Thursday, May 9, 2024

On that Friday, early in the morning, the woman drove her husband to Danbury Hospital, the closest emergency room to their small Connecticut town. He entered the hospital on his own, unaware that it would be the last time he would walk unassisted for weeks.

After being admitted to the hospital, neurology was consulted and conducted various tests including blood tests, CT scans, an MRI, an EEG, and a spinal tap. Despite some abnormalities found, none of them explained his rapid deterioration in both mental and physical health. There was no indication of infection or tumor, no evidence of seizures, and his vitamin levels were within the normal range. Furthermore, the gastritis he had been suffering from was responding well to medication.

Although he displayed symptoms of stiffness and tremors typically seen in Parkinson’s patients, his rapid decline was unusual. While Creutzfeldt-Jakob disease was considered due to its symptoms of rapid deterioration, tests did not show any signs of the rare disease. His wife was concerned about his high dosage of Pepto-Bismol, but tests revealed that his levels were normal.

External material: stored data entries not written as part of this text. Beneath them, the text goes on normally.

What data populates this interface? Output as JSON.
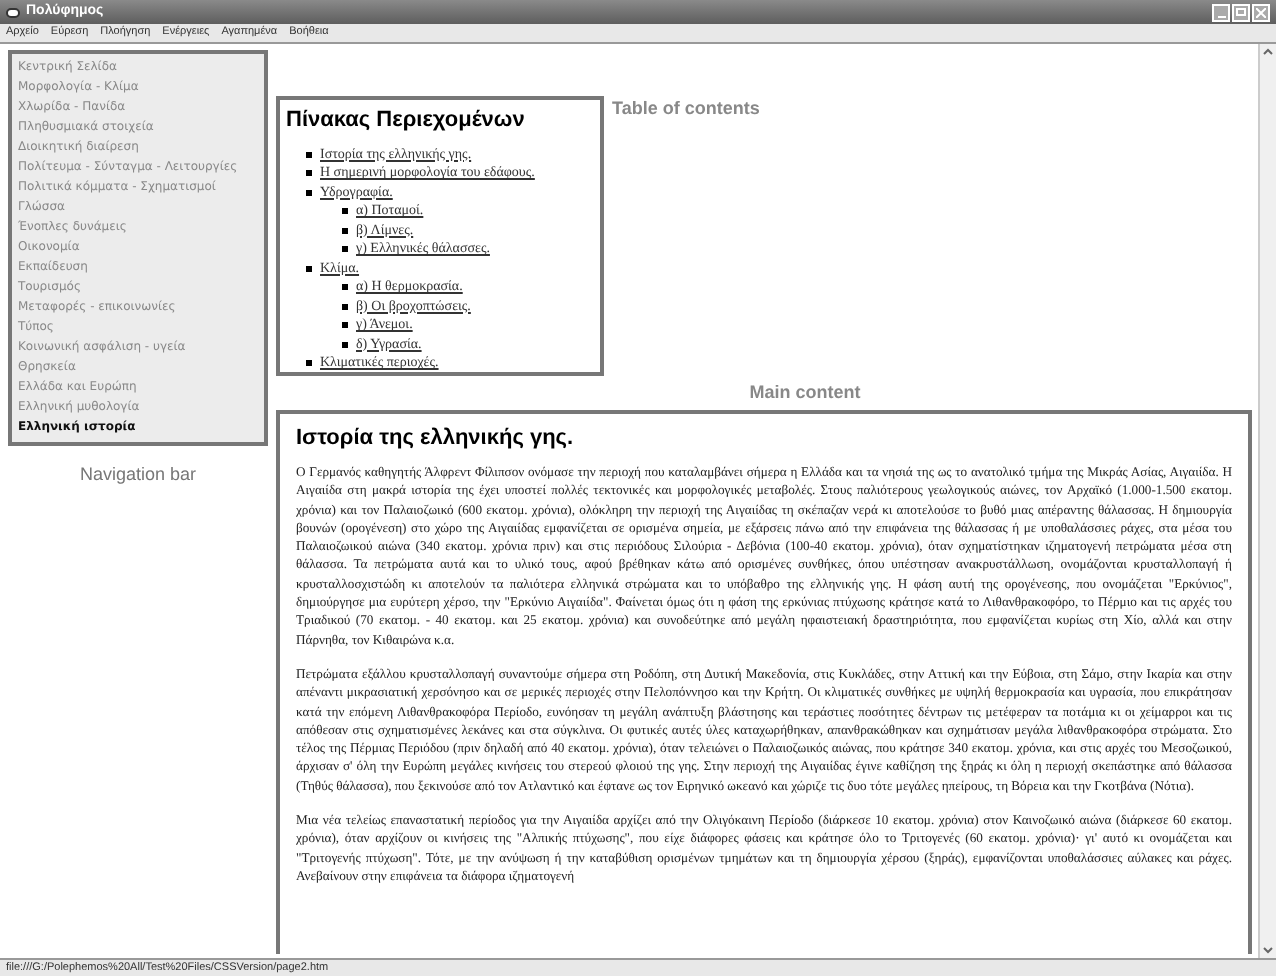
{
  "window": {
    "title": "Πολύφημος"
  },
  "menu": [
    "Αρχείο",
    "Εύρεση",
    "Πλοήγηση",
    "Ενέργειες",
    "Αγαπημένα",
    "Βοήθεια"
  ],
  "sidebar": {
    "label": "Navigation bar",
    "items": [
      {
        "label": "Κεντρική Σελίδα",
        "selected": false
      },
      {
        "label": "Μορφολογία - Κλίμα",
        "selected": false
      },
      {
        "label": "Χλωρίδα - Πανίδα",
        "selected": false
      },
      {
        "label": "Πληθυσμιακά στοιχεία",
        "selected": false
      },
      {
        "label": "Διοικητική διαίρεση",
        "selected": false
      },
      {
        "label": "Πολίτευμα - Σύνταγμα - Λειτουργίες",
        "selected": false
      },
      {
        "label": "Πολιτικά κόμματα - Σχηματισμοί",
        "selected": false
      },
      {
        "label": "Γλώσσα",
        "selected": false
      },
      {
        "label": "Ένοπλες δυνάμεις",
        "selected": false
      },
      {
        "label": "Οικονομία",
        "selected": false
      },
      {
        "label": "Εκπαίδευση",
        "selected": false
      },
      {
        "label": "Τουρισμός",
        "selected": false
      },
      {
        "label": "Μεταφορές - επικοινωνίες",
        "selected": false
      },
      {
        "label": "Τύπος",
        "selected": false
      },
      {
        "label": "Κοινωνική ασφάλιση - υγεία",
        "selected": false
      },
      {
        "label": "Θρησκεία",
        "selected": false
      },
      {
        "label": "Ελλάδα και Ευρώπη",
        "selected": false
      },
      {
        "label": "Ελληνική μυθολογία",
        "selected": false
      },
      {
        "label": "Ελληνική ιστορία",
        "selected": true
      }
    ]
  },
  "toc": {
    "label": "Table of contents",
    "title": "Πίνακας Περιεχομένων",
    "items": [
      {
        "label": "Ιστορία της ελληνικής γης."
      },
      {
        "label": "Η σημερινή μορφολογία του εδάφους."
      },
      {
        "label": "Υδρογραφία.",
        "children": [
          {
            "label": "α) Ποταμοί."
          },
          {
            "label": "β) Λίμνες."
          },
          {
            "label": "γ) Ελληνικές θάλασσες."
          }
        ]
      },
      {
        "label": "Κλίμα.",
        "children": [
          {
            "label": "α) Η θερμοκρασία."
          },
          {
            "label": "β) Οι βροχοπτώσεις."
          },
          {
            "label": "γ) Άνεμοι."
          },
          {
            "label": "δ) Υγρασία."
          }
        ]
      },
      {
        "label": "Κλιματικές περιοχές."
      }
    ]
  },
  "main": {
    "label": "Main content",
    "title": "Ιστορία της ελληνικής γης.",
    "paragraphs": [
      "Ο Γερμανός καθηγητής Άλφρεντ Φίλιπσον ονόμασε την περιοχή που καταλαμβάνει σήμερα η Ελλάδα και τα νησιά της ως το ανατολικό τμήμα της Μικράς Ασίας, Αιγαιίδα. Η Αιγαιίδα στη μακρά ιστορία της έχει υποστεί πολλές τεκτονικές και μορφολογικές μεταβολές. Στους παλιότερους γεωλογικούς αιώνες, τον Αρχαϊκό (1.000-1.500 εκατομ. χρόνια) και τον Παλαιοζωικό (600 εκατομ. χρόνια), ολόκληρη την περιοχή της Αιγαιίδας τη σκέπαζαν νερά κι αποτελούσε το βυθό μιας απέραντης θάλασσας. Η δημιουργία βουνών (ορογένεση) στο χώρο της Αιγαιίδας εμφανίζεται σε ορισμένα σημεία, με εξάρσεις πάνω από την επιφάνεια της θάλασσας ή με υποθαλάσσιες ράχες, στα μέσα του Παλαιοζωικού αιώνα (340 εκατομ. χρόνια πριν) και στις περιόδους Σιλούρια - Δεβόνια (100-40 εκατομ. χρόνια), όταν σχηματίστηκαν ιζηματογενή πετρώματα μέσα στη θάλασσα. Τα πετρώματα αυτά και το υλικό τους, αφού βρέθηκαν κάτω από ορισμένες συνθήκες, όπου υπέστησαν ανακρυστάλλωση, ονομάζονται κρυσταλλοπαγή ή κρυσταλλοσχιστώδη κι αποτελούν τα παλιότερα ελληνικά στρώματα και το υπόβαθρο της ελληνικής γης. Η φάση αυτή της ορογένεσης, που ονομάζεται \"Ερκύνιος\", δημιούργησε μια ευρύτερη χέρσο, την \"Ερκύνιο Αιγαιίδα\". Φαίνεται όμως ότι η φάση της ερκύνιας πτύχωσης κράτησε κατά το Λιθανθρακοφόρο, το Πέρμιο και τις αρχές του Τριαδικού (70 εκατομ. - 40 εκατομ. και 25 εκατομ. χρόνια) και συνοδεύτηκε από μεγάλη ηφαιστειακή δραστηριότητα, που εμφανίζεται κυρίως στη Χίο, αλλά και στην Πάρνηθα, τον Κιθαιρώνα κ.α.",
      "Πετρώματα εξάλλου κρυσταλλοπαγή συναντούμε σήμερα στη Ροδόπη, στη Δυτική Μακεδονία, στις Κυκλάδες, στην Αττική και την Εύβοια, στη Σάμο, στην Ικαρία και στην απέναντι μικρασιατική χερσόνησο και σε μερικές περιοχές στην Πελοπόννησο και την Κρήτη. Οι κλιματικές συνθήκες με υψηλή θερμοκρασία και υγρασία, που επικράτησαν κατά την επόμενη Λιθανθρακοφόρα Περίοδο, ευνόησαν τη μεγάλη ανάπτυξη βλάστησης και τεράστιες ποσότητες δέντρων τις μετέφεραν τα ποτάμια κι οι χείμαρροι και τις απόθεσαν στις σχηματισμένες λεκάνες και στα σύγκλινα. Οι φυτικές αυτές ύλες καταχωρήθηκαν, απανθρακώθηκαν και σχημάτισαν μεγάλα λιθανθρακοφόρα στρώματα. Στο τέλος της Πέρμιας Περιόδου (πριν δηλαδή από 40 εκατομ. χρόνια), όταν τελειώνει ο Παλαιοζωικός αιώνας, που κράτησε 340 εκατομ. χρόνια, και στις αρχές του Μεσοζωικού, άρχισαν σ' όλη την Ευρώπη μεγάλες κινήσεις του στερεού φλοιού της γης. Στην περιοχή της Αιγαιίδας έγινε καθίζηση της ξηράς κι όλη η περιοχή σκεπάστηκε από θάλασσα (Τηθύς θάλασσα), που ξεκινούσε από τον Ατλαντικό και έφτανε ως τον Ειρηνικό ωκεανό και χώριζε τις δυο τότε μεγάλες ηπείρους, τη Βόρεια και την Γκοτβάνα (Νότια).",
      "Μια νέα τελείως επαναστατική περίοδος για την Αιγαιίδα αρχίζει από την Ολιγόκαινη Περίοδο (διάρκεσε 10 εκατομ. χρόνια) στον Καινοζωικό αιώνα (διάρκεσε 60 εκατομ. χρόνια), όταν αρχίζουν οι κινήσεις της \"Αλπικής πτύχωσης\", που είχε διάφορες φάσεις και κράτησε όλο το Τριτογενές (60 εκατομ. χρόνια)· γι' αυτό κι ονομάζεται και \"Τριτογενής πτύχωση\". Τότε, με την ανύψωση ή την καταβύθιση ορισμένων τμημάτων και τη δημιουργία χέρσου (ξηράς), εμφανίζονται υποθαλάσσιες αύλακες και ράχες. Ανεβαίνουν στην επιφάνεια τα διάφορα ιζηματογενή"
    ]
  },
  "status_bar": "file:///G:/Polephemos%20All/Test%20Files/CSSVersion/page2.htm"
}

After five days of investigations yielding no conclusive results, the decision was made to transfer him to a neurologist at Yale University. While not requiring hospitalization, it was agreed that he was too weak to go home and was sent to a short-term rehabilitation center for care and potential recovery.

Upon arriving at CareOne’s River Glen Health Care Center in Southbury, Conn, in the evening, the nurse on duty, Nicole DiCenso, found something peculiar about the patient. Despite his outward appearance of health and strength, he struggled to move even with assistance. His drastic decline in mobility contradicted his wife’s previous reports of him walking significant distances just weeks earlier. It seemed as though his energy had been depleted, leaving his muscles inactive despite their presence.